There are men this happened to as well. I listen to these stories day in and day out in my practice, in groups, at events, and in online discussions and over and over again it breaks my heart. Autistic children are easy prey for sexual predators in family systems and in the community. We are lonely. We crave any attention that isn’t focused on all the behaviors we are doing wrong. We don’t know what normal is. We are used to being forced to do things that make us physically uncomfortable. We are chastised all the time for complaining about having our physical needs and wants violated. People don’t listen to us. We struggle to communicate. We are isolated. Weird behavior isn’t noted in us because we are "weird" to begin with.
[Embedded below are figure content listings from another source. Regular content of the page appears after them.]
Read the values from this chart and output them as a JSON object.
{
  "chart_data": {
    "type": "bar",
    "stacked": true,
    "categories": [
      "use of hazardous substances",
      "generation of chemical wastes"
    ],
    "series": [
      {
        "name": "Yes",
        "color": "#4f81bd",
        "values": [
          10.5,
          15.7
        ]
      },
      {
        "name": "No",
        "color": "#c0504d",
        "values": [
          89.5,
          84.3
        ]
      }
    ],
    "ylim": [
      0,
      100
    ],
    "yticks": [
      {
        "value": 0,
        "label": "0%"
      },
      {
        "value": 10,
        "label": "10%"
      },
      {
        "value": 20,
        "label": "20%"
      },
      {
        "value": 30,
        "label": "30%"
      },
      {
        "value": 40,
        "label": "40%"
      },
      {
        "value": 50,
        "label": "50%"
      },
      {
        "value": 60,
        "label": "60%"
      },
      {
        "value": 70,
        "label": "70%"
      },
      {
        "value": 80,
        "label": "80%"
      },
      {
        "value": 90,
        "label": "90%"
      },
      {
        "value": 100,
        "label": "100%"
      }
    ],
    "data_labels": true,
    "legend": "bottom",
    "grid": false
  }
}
So if you sit in a room with autistic women, you will find that almost all of us have been victims of multiple sex crimes. This trend drifts into adulthood When autistic adult women begin seeking out adult romantic partners they become easy targets again. Since we are unable to read social cues, we don’t see many of the red flags neurotypical people see. We often don’t have groups of female friends to guide us. Again, we are used to being told our behavior is weird, wrong, and needs correcting so we are easily gaslit. We lack the ability to recognize danger in humans in general and even as adults, we often don’t even realize a crime has been committed against us until long after it has occurred.
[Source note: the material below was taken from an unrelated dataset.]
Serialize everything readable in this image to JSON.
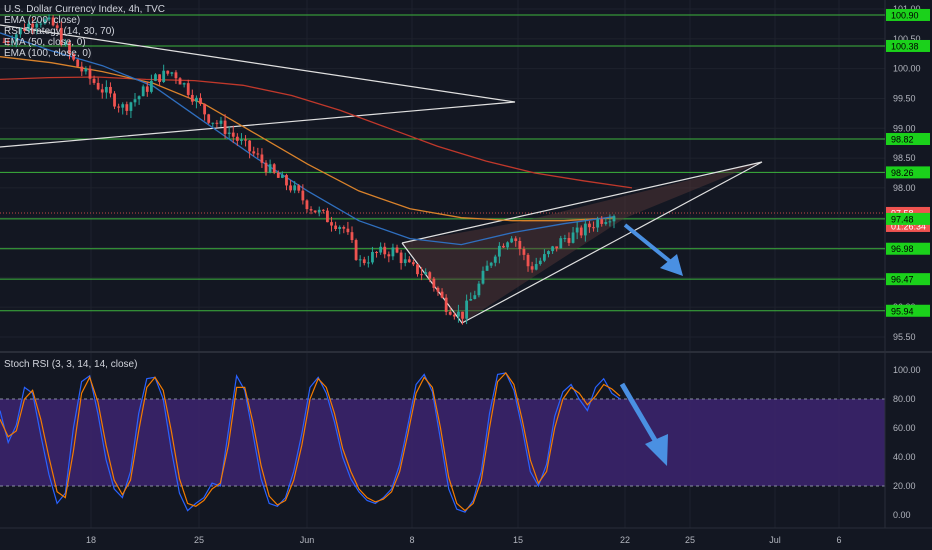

For me, I have spent my entire life trying to say no and set boundaries with numerous simple things. I tell people that the grocery store is overwhelming, and it causes me to melt down after departure and people tell me I need to learn coping skills and that I am using my autism as an excuse for bad behavior. I tell people I don’t eat vegetables and people tell me that is unacceptable, and I need vegetables no matter how much I hate them and I need to learn to be more tolerant. I tell people no to loud noises and I have been told my entire life I am too sensitive. I tell people I can’t do so many things and they say I am being rude, mean, insensitive, or too weak. Saying the word “no” has never held any meaning to anyone around me and I have been trained to ignore all my inner cues and trust the normal people around me to know what is best for me since I was a child. Why would I think it was odd for a man to ignore my requests for him to stop unwanted sexual activity and later try to convince me it was what was best for me?
As we move into April and into autism awareness month, I think it is important to not just look at ways to force autistic people to violate their boundaries to blend in with neurotypical society but to focus on finding ways to begin respecting autistic people’s boundaries so they can learn that their voice and needs and wants matter as much as any neurotypcal’s.
References
Haruvi-Lamdan, Nirit, Horesh, Shani Zohar, Kraus, Meital, & Golan, Ofer (2020). Autism spectrum disorder and post-traumatic stress disorder: An unexplored co-occurence of conditions. Autism 24 (4). 884-898
Leedham, Alexandra, Thompson, Andrew, R. Smith, Richard, & Freeth, Megan. (2019). 'I was exhausted trying to figure it out': The experiences of females receiving an autism diagnosis in middle to late adulthood. Autism.
Reuben, Katherine E., Stanzione, Christopher M, & Singleton, Jennifer L (2021). Interpersonal trauma and posttraumatic stress in autistic adults. Autism in Adulthood 3 (3), 247-256.